From this Thursday to Sunday, at Earls Court in London, Britain's first Real Food Festival will showcase mainly small producers with chefs' demonstrations, workshops and endless delicious tastings. One stand has an exceptionally topical flavour. The Irish Raw Cow's Milk Cheese Presidium is run by a merry band of eight anarchists, not aggressive warriors, but artisans protecting the age-old practice of using unpasteurised milk in cheese making. It is a matter of flavour. Raw milk gives cheese symphonies of complexity, notes of flavour that make it stand out from the crowd.

Britain has its own group of about 95 raw milk cheeses (of a total of 500 artisan types). The Food Standards Agency believes that the producers of these cheeses make a point of being doubly vigilant, thereby rendering it very safe.

Not so in Ireland, home of some great cheeses, many of them now pasteurised. "The environment for any cheese maker in Ireland wanting to use raw milk has become hostile," says Randolph Hodgson of Neal's Yard Dairy, who imports Irish cheese to the UK. "Ireland has a very strong dairy farming sector, with powerful lobby groups who are anxious that their reputation should not be tarnished, and the mainstream think raw milk cheesemaking is a dangerous occupation."

Yet should vulnerable groups - pregnant women, the elderly and very young - avoid such cheese? You can see why there is concern. The European Communicable Disease Report shows a significant rise in cases of listeriosis, a condition that can cause premature foetal death in pregnant women.

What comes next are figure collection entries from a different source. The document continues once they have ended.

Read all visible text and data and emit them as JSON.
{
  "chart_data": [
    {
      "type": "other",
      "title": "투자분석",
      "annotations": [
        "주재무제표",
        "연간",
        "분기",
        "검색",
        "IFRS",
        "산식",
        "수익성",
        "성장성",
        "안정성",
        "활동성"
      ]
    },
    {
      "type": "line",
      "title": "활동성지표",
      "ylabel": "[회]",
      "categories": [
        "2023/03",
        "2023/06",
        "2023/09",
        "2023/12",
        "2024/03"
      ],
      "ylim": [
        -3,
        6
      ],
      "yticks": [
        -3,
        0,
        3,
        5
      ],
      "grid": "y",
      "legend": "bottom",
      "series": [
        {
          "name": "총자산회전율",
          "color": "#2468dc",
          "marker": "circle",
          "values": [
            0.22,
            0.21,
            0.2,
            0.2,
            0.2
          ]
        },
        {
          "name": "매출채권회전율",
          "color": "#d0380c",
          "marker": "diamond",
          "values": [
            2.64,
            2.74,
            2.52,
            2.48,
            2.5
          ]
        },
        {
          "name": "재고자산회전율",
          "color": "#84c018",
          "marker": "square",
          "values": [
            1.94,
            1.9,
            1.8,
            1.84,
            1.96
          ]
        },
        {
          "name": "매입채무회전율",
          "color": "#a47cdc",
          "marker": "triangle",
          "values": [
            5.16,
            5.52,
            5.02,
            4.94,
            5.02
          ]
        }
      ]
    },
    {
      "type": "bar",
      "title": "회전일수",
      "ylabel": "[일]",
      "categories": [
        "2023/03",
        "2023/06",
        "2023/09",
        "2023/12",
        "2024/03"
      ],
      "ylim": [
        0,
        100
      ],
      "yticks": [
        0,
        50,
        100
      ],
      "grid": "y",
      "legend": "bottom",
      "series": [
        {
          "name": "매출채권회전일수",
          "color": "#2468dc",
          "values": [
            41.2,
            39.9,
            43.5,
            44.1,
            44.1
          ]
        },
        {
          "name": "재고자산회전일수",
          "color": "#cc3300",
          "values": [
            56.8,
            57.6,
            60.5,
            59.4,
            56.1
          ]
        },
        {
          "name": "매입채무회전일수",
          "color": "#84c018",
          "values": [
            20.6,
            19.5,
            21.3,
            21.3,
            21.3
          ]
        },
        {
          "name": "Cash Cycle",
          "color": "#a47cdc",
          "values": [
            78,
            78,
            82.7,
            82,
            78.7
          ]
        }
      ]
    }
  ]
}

It is linked to cheese and Continental-style meat terrines but, since the bacteria incubates in soil, it can also be found on vegetables and salad.

Cheesemakers and dairies are very aware of the dangers and must test regularly for the pathogen. Microbiologist Neaves says it is extraordinary that not all producers do this. "It is odd that testing for listeria is not specified for vegetable growers or spice producers, when these foods are vulnerable to contamination," he says. "Cheesemakers are specifically told listeria must be absent in dairies."

Bovine TB is also scaring the dairy lobby in Ireland and the UK. But again, the case that humans could contract it by eating cheese is weak. "There is no evidence that Bovine TB in the UK can be transmitted by eating cheese," says Neaves. The acidity in cheese is thought to kill many types of bacteria (although they can survive in raw milk). The UK's Food Standards Agency is investigating the issue to make sure.

Neaves says we have to modernise our attitudes. "We are not living in the forties. Cows are no longer milked by hand, nor is the milk left outside in warm weather in churns. That is all gone." For a cheesemaker, all that matters is knowledge about the milk they use. "Whenever there has been a problem, it has been with milk purchased from an unknown source."

He believes the French system is better, where co-operatives of dairies sell to, say, Brie de Meaux; they are rewarded for higher quality and earn dividends from the sale of the cheese. "A farmer will be delisted by the co-operative if there is a high salmonella count in his milk." This is a lesson in shifting responsibility that the Irish milk industry ought to consider. If their husbandry is good and their milk safe, what is there to fear from eight small-scale cheesemakers?

And the Irish raw milk cheeses deserve celebration. St Gall, one of the products on show at Real Food, is the best cheese yet to come out of Ireland. Its orange rind hides a firm, nut-flavoured velvety inner cream with tiny suspended bubbles. There is also Durrus, a soft cheese with waves of perfectly balanced flavour made by Jeffa Bates, and Desmond, a delicious hard cheese made by Bill Hogan. A former secretary to Luther King, Hogan recently went through the courts to fight for compensation after the Irish authorities impounded £20,000worth of his cheese. He was successful.